13. Januar 2011 : »Das Andere und das Eigene« - Uni Osnabrück: Prof. Nikolaus Lang, Künstler, und Prof. Dr. Detlef Hoffmann, Kunsthistoriker, im Dialog

Am Mittwoch, 26. Januar, wird um 18 Uhr wird der Künstler Nikolaus Lang in der Universität Osnabrück im Gespräch mit dem Kunsthistoriker Prof. Dr. Detlef Hoffmann über seine Arbeiten in Europa und Übersee berichten. Die Veranstaltung findet im Zimeliensaal der Universitätsbibliothek, Alte Münze 16/Kamp, statt. Da bei vielen Arbeiten von Lang textile und sachliche Überreste eine große Rolle spielen, richten diese Veranstaltung die Fachgebiete Textiles Gestalten und Sachunterricht aus.

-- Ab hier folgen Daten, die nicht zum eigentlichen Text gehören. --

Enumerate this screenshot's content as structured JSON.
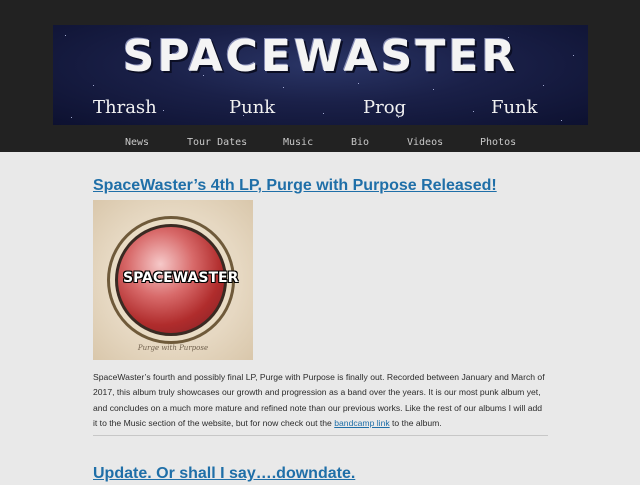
{
  "header": {
    "logo": "SPACEWASTER",
    "genres": [
      "Thrash",
      "Punk",
      "Prog",
      "Funk"
    ]
  },
  "nav": {
    "items": [
      "News",
      "Tour Dates",
      "Music",
      "Bio",
      "Videos",
      "Photos"
    ]
  },
  "posts": [
    {
      "title": "SpaceWaster’s 4th LP, Purge with Purpose Released!",
      "album_art": {
        "band_logo": "SPACEWASTER",
        "caption": "Purge with Purpose"
      },
      "body_before_link": "SpaceWaster’s fourth and possibly final LP, Purge with Purpose is finally out.  Recorded between January and March of 2017, this album truly showcases our growth and progression as a band over the years.  It is our most punk album yet, and concludes on a much more mature and refined note than our previous works.  Like the rest of our albums I will add it to the Music section of the website, but for now check out the ",
      "link_text": "bandcamp link",
      "body_after_link": " to the album."
    },
    {
      "title": "Update. Or shall I say….downdate."
    }
  ],
  "colors": {
    "page_background": "#e9e9e9",
    "header_background": "#222222",
    "link": "#1f6fa8"
  }
}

Am Mittwoch, 26. Januar, wird um 18 Uhr wird der Künstler Nikolaus Lang in der Universität Osnabrück im Gespräch mit dem Kunsthistoriker Prof. Dr. Detlef Hoffmann über seine Arbeiten in Europa und Übersee berichten. Die Veranstaltung findet im Zimeliensaal der Universitätsbibliothek, Alte Münze 16/Kamp, statt. Da bei vielen Arbeiten von Lang textile und sachliche Überreste eine große Rolle spielen, richten diese Veranstaltung die Fachgebiete Textiles Gestalten und Sachunterricht aus.

Nikolaus Lang, Jahrgang 1941, hat in Japan und Australien künstlerisch gearbeitet. In Australien erlernte er, der selber eine Ausbildung zum Bildhauer in Oberammergau absolviert hat, von den Aborigines ihre Techniken in der Holz- und Fellbearbeitung. Mit diesen Methoden entstanden berühmte Arbeiten wie »Taking the Dingos out« (1986/89), »Wearing somebody’s jacket« (1986/89) oder »Prehistoric stone implements« (1986/89). In künstlerischer Praxis realisierte er in einer Zeit, bevor die Globalisierung in aller Munde war, Objekte, die von dem Spannungsverhältnis Europas und Australiens leben. Während man sich den intellektuellen Zugriff als europäisch begründet vorzustellen hat, sind viele Formen der Präsentationen von den Aborigines geprägt.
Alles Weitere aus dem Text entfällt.